Heather Bryce – Independent Studies – BYU
- Well, we did have some miscommunication. The instructional designer was brand new, and so, wasn’t as familiar with our processes as other instructional designers. So when we originally meet, we have all the supervisors meet together for collaborative meetings. Which, these types of meetings can be very expensive when you have a lot of full-time people meeting together. The instructional designer continued to have meetings, but normally what we would do is, we would have meetings with perhaps the student employee who is actually doing the work and not everybody who is involved at the supervisor level. So we had a lot of meetings with people that didn’t necessarily need to be there that were probably extra meetings, and that of course made the project become quite expensive in meeting time. So that was a miscommunication on my part in communicating with the instructional designer that all those meetings weren’t necessary. So the cost on this course grew quite quickly, but at the same time it was also good because there was a lot of collaboration, more than we would have on a normal course within the department. So, it was not a good thing as far as the course expense, but the course ended up being a really amazing project. The final product was amazing and actually won an award.

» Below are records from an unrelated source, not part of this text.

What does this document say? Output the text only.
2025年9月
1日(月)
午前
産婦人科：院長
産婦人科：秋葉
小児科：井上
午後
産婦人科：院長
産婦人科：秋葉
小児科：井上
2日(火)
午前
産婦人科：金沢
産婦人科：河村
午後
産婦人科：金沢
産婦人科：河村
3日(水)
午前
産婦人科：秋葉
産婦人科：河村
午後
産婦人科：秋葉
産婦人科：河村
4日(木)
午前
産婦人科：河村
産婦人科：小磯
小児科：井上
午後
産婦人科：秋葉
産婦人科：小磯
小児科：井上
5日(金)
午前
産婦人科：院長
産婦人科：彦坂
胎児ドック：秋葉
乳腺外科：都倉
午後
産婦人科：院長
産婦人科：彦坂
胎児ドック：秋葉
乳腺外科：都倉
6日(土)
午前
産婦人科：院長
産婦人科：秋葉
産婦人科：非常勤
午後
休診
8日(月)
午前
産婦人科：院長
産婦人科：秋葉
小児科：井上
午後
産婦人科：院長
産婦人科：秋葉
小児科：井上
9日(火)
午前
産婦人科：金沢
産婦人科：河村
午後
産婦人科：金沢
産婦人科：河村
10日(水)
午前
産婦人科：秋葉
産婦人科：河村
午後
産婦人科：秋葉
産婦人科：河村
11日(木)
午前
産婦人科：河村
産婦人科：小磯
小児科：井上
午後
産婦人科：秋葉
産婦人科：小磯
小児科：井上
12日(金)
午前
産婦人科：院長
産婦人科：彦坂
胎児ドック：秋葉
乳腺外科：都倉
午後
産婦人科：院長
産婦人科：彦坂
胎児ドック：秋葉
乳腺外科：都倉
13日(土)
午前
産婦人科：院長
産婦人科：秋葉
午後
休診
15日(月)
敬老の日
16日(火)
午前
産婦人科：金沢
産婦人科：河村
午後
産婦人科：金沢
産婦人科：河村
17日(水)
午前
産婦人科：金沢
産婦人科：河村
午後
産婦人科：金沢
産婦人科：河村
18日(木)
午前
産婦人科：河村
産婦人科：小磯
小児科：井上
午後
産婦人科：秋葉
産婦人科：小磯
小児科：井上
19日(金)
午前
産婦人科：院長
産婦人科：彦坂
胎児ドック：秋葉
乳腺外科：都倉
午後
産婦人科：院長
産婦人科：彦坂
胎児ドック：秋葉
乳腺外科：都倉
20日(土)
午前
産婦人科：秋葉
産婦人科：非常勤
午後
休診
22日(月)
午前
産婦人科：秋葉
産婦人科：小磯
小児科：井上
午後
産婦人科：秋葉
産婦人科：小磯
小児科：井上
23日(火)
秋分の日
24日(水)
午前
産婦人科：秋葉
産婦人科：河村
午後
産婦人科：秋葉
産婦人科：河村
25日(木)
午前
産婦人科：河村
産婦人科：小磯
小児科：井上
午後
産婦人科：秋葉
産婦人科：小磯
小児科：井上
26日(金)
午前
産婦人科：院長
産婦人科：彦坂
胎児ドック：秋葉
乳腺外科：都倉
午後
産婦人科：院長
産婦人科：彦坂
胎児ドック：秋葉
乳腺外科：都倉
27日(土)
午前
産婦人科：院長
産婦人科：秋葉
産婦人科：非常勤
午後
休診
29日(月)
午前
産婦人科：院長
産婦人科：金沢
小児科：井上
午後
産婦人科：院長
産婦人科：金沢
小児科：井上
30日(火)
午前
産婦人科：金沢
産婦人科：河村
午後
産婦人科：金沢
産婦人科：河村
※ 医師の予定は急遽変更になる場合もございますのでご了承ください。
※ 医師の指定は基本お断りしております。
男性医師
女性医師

Dr. Larry Seawright – Center for Teaching and Learning – BYU
- Oh gee, where do I start. In the Learning Suite project, where we are building such a large and complex system that interacts with faculty and students, it accesses University databases that are password protected, that are roll protected. One of the key issues is communication of those requirements to our IT organization. Early on, one of the miscommunications that we had concerned some of the services we needed built, and it just never got done. So here we are progressing right along with the development, and so then we call up this person and say, “Is the service ready?” “What service?” Well, we actually never told them which service it was. So you know, it was a miscommunication on our part, but it was, you know, we didn’t tell them exactly what to build, and they have a completely different process. We’re not a professional IT organization that normally builds gigantic applications like this. We’re the Center for Teaching and Learning, so we’re a bunch of PhDs who specialize in design and development of instruction materials and we just kind of happen to fall into building this Learning Suite because we made something called the Syllabus. That is the biggest part of the problem, is we’re not IT folks. So I am the associate director and the project director. Kind of, well it’s not two hats, its multiple hats that I’m wearing because I do other things. I’m also the Center’s evaluator. Etc. Etc. So you see, you know, with a smaller organization we do a lot of things. In big centralized IT organizations where they have not just one, but multiple project managers, that greatly facilitates project management on a scale where you could develop Microsoft Project plans and enterprise wide project plans in lots of detail, spreadsheets, etc. etc. We have a whiteboard where we track things. So the miscommunication happened because of our limited resources. You know, we do what we can, we try to be as professional as we can, but sometimes we fail to communicate in the way that the other party expects. So that was the primary difficulty. So you always want to try to verify that what you ask for got communicated. It got through the request process in a way that they could hear it.